As reflected in the system modules, this application is unlike any other e-dictionary as it was designed to cater for the needs of Warlpiri speakers with various levels of competence. Features such as the searching facility allow information to be accessed easily and quickly, while incorporation of animation and sounds makes the dictionary usable by speakers with little to no background with the language.

Efficient Access of XML content

XDI: An index for XML-based Dictionaries

Storing the lexical database in an XML formatted file is an effective median between the structure and built-in querying of a relational database and the flexibility and portability of a plain text document. The strengths of this approach were best appreciated in the development of the Kirrkirr dictionary browser.

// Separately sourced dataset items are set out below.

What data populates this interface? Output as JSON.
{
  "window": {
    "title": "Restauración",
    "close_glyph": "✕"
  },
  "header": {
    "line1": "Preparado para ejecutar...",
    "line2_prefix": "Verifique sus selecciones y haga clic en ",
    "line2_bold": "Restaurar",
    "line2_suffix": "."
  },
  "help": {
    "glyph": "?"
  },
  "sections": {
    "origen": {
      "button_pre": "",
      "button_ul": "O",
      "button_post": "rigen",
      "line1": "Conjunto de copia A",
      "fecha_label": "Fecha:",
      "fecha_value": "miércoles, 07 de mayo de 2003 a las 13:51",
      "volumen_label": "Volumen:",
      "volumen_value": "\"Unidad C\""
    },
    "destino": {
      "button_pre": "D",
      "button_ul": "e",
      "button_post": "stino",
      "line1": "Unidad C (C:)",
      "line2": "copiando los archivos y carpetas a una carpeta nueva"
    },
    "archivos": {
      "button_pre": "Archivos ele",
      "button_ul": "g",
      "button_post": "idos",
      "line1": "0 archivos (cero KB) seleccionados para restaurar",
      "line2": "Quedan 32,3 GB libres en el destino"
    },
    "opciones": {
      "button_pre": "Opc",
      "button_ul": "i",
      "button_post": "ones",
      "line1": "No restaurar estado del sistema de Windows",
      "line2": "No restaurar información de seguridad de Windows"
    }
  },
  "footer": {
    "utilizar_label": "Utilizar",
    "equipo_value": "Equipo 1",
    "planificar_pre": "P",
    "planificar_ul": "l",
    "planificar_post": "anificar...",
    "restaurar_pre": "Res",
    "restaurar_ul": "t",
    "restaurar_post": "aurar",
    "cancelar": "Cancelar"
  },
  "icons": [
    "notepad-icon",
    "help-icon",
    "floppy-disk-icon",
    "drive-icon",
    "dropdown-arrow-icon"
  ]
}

Initial testing showed that if the program simply read in the entire XML file (about 10Mb of text) and stored it as parsed data structures within memory, memory usage was excessively high. A simple solution was to create an index file that contained the words, information about cross-references for the graphical display, and the corresponding file position of its entry in the XML file. As a result, only the index need reside in memory and of the 9300 entries in the dictionary, only those requested by the user, will be read in and processed. The use of an index resulted in significant performance improvement. This approach worked well with the XML parser being used (Microstar's Ælfred parser). Although the parser (like other XML parsers of which we are aware) was built to parse an entire file at a time, it was relatively easy to adapt the code to allow processing of just one entry. The use of an index file was also well suited to usage over the Web. Because the parser only processes the parts of the XML file, when they are required, the system is very efficient and can be used even over a low bandwidth connection. Once whole entries are parsed, they are kept temporarily in a memory cache that speeds up subsequent accesses to the same entry in the browsing session. The XDI scheme is described in Figure 2.

[XML Dictionary Indexing]

Figure 2: XDI: Indexing the XML lexical database for better information access

The idea of using an index is well-known from database systems. By using an index, Kirrkirr implicitly recognises the dictionary as a database (albeit a richly structured one) and XDI can be seen as customised index for such a database. One might well argue that if one is to view the dictionary as a database, then perhaps its better to use off-the-shelf database products that have their own customised index structures for efficient access. However, this is a tradeoff with preserving the rich structure in the dictionary. By using XDI, Kirrkirr tries to strike a balance between the indexing capabilities of standard database systems and the expressiveness and portability of XML. However, by using a customised solution, the system complexity goes up and precludes one from taking advantage of alternative solutions to the general problem of XML information retrieval.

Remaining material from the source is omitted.